Good answer: logs treated as sensitive data, with clear retention periods, role‑based access, and an understanding of what content is captured.

Poor answer: logs described as an engineering concern, indefinite retention because it’s convenient, or uncertainty about what’s actually recorded.

Ask whether logs can be correlated to reconstruct a specific output months later.

Good answer: a clear explanation of replay or traceability, showing how inputs, context, and outputs can be linked deterministically.

Poor answer: promises of cooperation during audits without any concrete mechanism for reconstruction.

Ask how embeddings are created, where they live, whether they’re shared across features, and what happens when underlying documents are deleted or a matter is closed.

Good answer: embeddings recognised as persistent artefacts, with explicit lifecycle management and deletion processes.

Poor answer: reliance on claims of anonymity, or an assumption that deleting the source document implicitly removes everything derived from it.

Ask how permissions are enforced in agentic or tool‑calling workflows, and how those permissions map to real legal roles and supervision models.

Good answer: permissioning that mirrors legal reality, approval chains, escalation paths, and separation of duties.

Poor answer: technically accurate descriptions of roles and scopes that don’t align to how legal work is actually supervised.

Finally, ask what happens on audit day. Not in theory, but in practice.

Good answer: a calm description of what evidence can be produced quickly, what takes longer, and where the limits genuinely are.

Poor answer: generic statements that audits are supported, without clarity on what that support looks like under time pressure.

Vendors who consistently give good answers here are worth paying attention to. Those who don’t are still early in their maturity, regardless of how polished the interface looks.

Law firms don’t need to become security specialists. They do need to stop mistaking reassurance for understanding.

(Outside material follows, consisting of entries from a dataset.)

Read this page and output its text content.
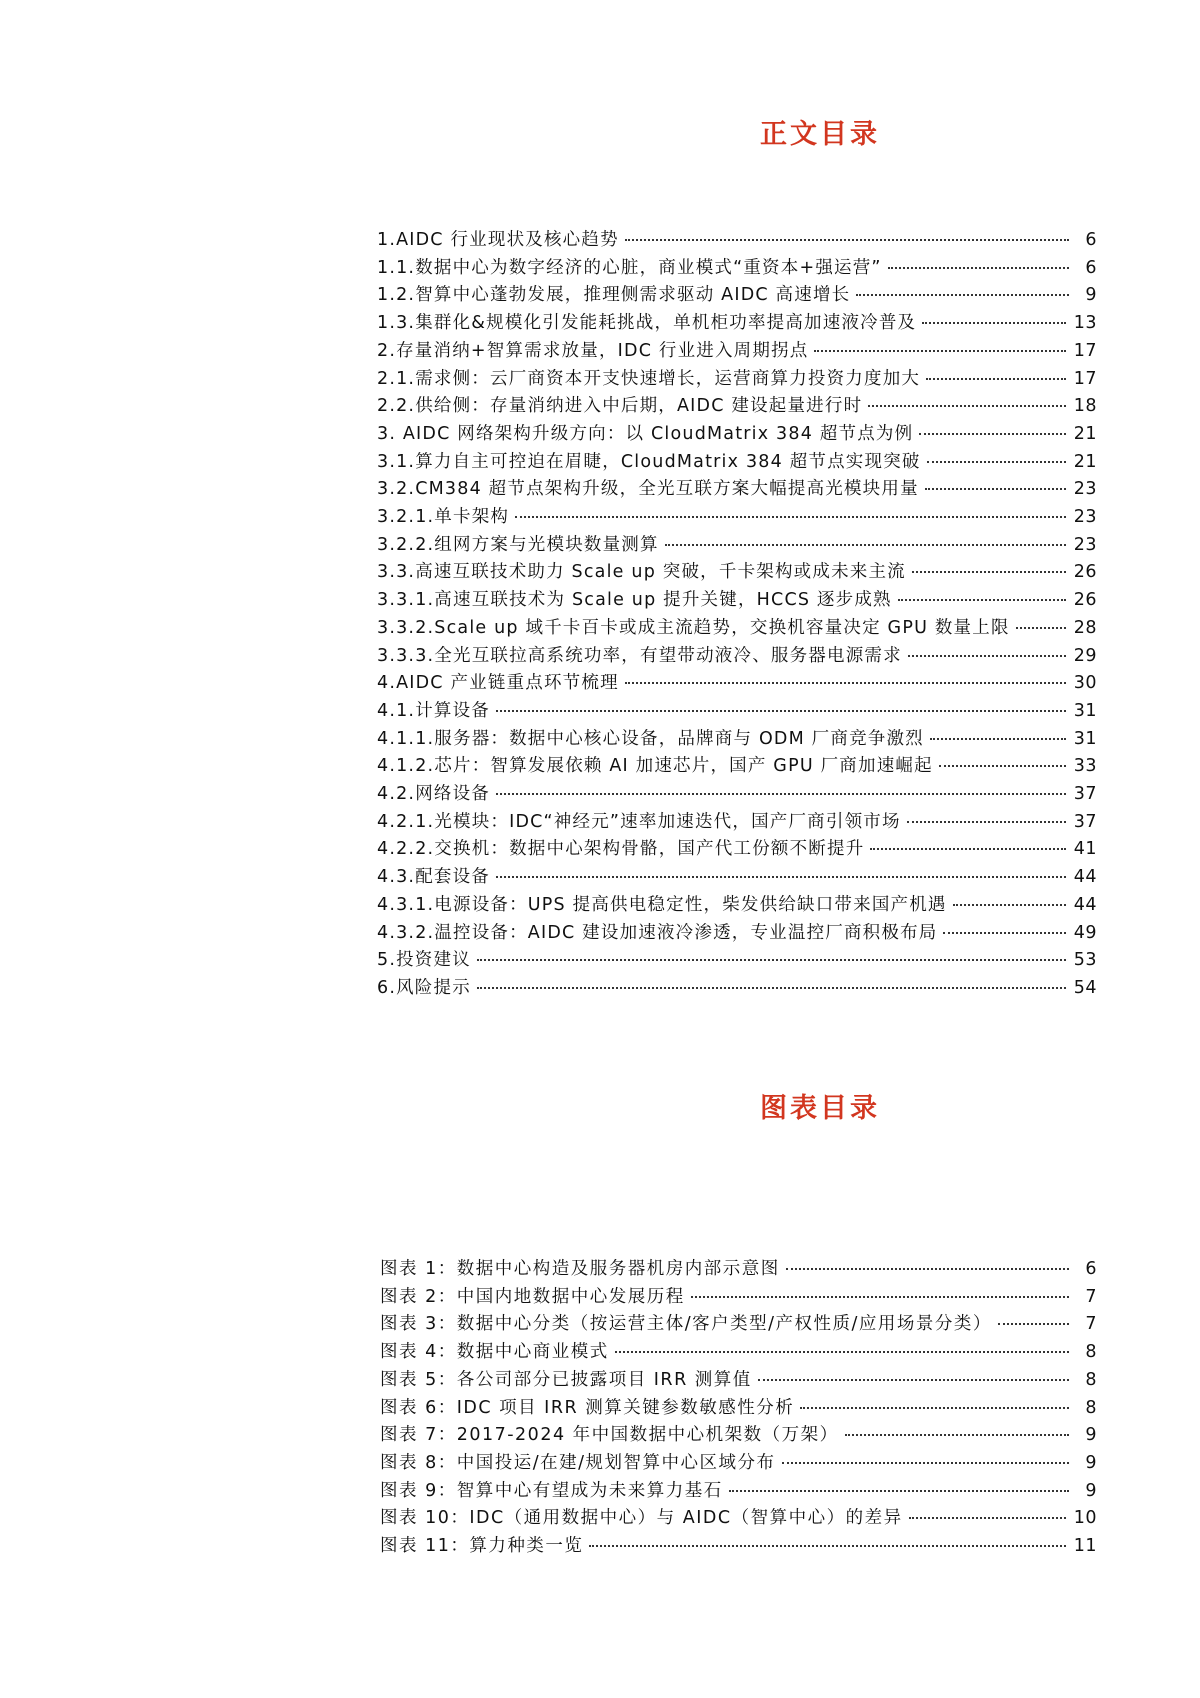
正文目录
1.AIDC 行业现状及核心趋势	6
1.1.数据中心为数字经济的心脏，商业模式“重资本+强运营”	6
1.2.智算中心蓬勃发展，推理侧需求驱动 AIDC 高速增长	9
1.3.集群化&规模化引发能耗挑战，单机柜功率提高加速液冷普及	13
2.存量消纳+智算需求放量，IDC 行业进入周期拐点	17
2.1.需求侧：云厂商资本开支快速增长，运营商算力投资力度加大	17
2.2.供给侧：存量消纳进入中后期，AIDC 建设起量进行时	18
3. AIDC 网络架构升级方向：以 CloudMatrix 384 超节点为例	21
3.1.算力自主可控迫在眉睫，CloudMatrix 384 超节点实现突破	21
3.2.CM384 超节点架构升级，全光互联方案大幅提高光模块用量	23
3.2.1.单卡架构	23
3.2.2.组网方案与光模块数量测算	23
3.3.高速互联技术助力 Scale up 突破，千卡架构或成未来主流	26
3.3.1.高速互联技术为 Scale up 提升关键，HCCS 逐步成熟	26
3.3.2.Scale up 域千卡百卡或成主流趋势，交换机容量决定 GPU 数量上限	28
3.3.3.全光互联拉高系统功率，有望带动液冷、服务器电源需求	29
4.AIDC 产业链重点环节梳理	30
4.1.计算设备	31
4.1.1.服务器：数据中心核心设备，品牌商与 ODM 厂商竞争激烈	31
4.1.2.芯片：智算发展依赖 AI 加速芯片，国产 GPU 厂商加速崛起	33
4.2.网络设备	37
4.2.1.光模块：IDC“神经元”速率加速迭代，国产厂商引领市场	37
4.2.2.交换机：数据中心架构骨骼，国产代工份额不断提升	41
4.3.配套设备	44
4.3.1.电源设备：UPS 提高供电稳定性，柴发供给缺口带来国产机遇	44
4.3.2.温控设备：AIDC 建设加速液冷渗透，专业温控厂商积极布局	49
5.投资建议	53
6.风险提示	54
图表目录
图表 1：数据中心构造及服务器机房内部示意图	6
图表 2：中国内地数据中心发展历程	7
图表 3：数据中心分类（按运营主体/客户类型/产权性质/应用场景分类）	7
图表 4：数据中心商业模式	8
图表 5：各公司部分已披露项目 IRR 测算值	8
图表 6：IDC 项目 IRR 测算关键参数敏感性分析	8
图表 7：2017-2024 年中国数据中心机架数（万架）	9
图表 8：中国投运/在建/规划智算中心区域分布	9
图表 9：智算中心有望成为未来算力基石	9
图表 10：IDC（通用数据中心）与 AIDC（智算中心）的差异	10
图表 11：算力种类一览	11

The most important questions are straightforward:

  • Where does the data go.
  • Who can see it.
  • How long does it live.
  • Can we explain a specific output months later if we’re asked to.

Security theatre keeps everyone comfortable in the short term. Real security creates some friction early on, and avoids far worse conversations later. That distinction is only going to matter more as clients, regulators, and courts start looking past shiny badges and into how these systems actually behave.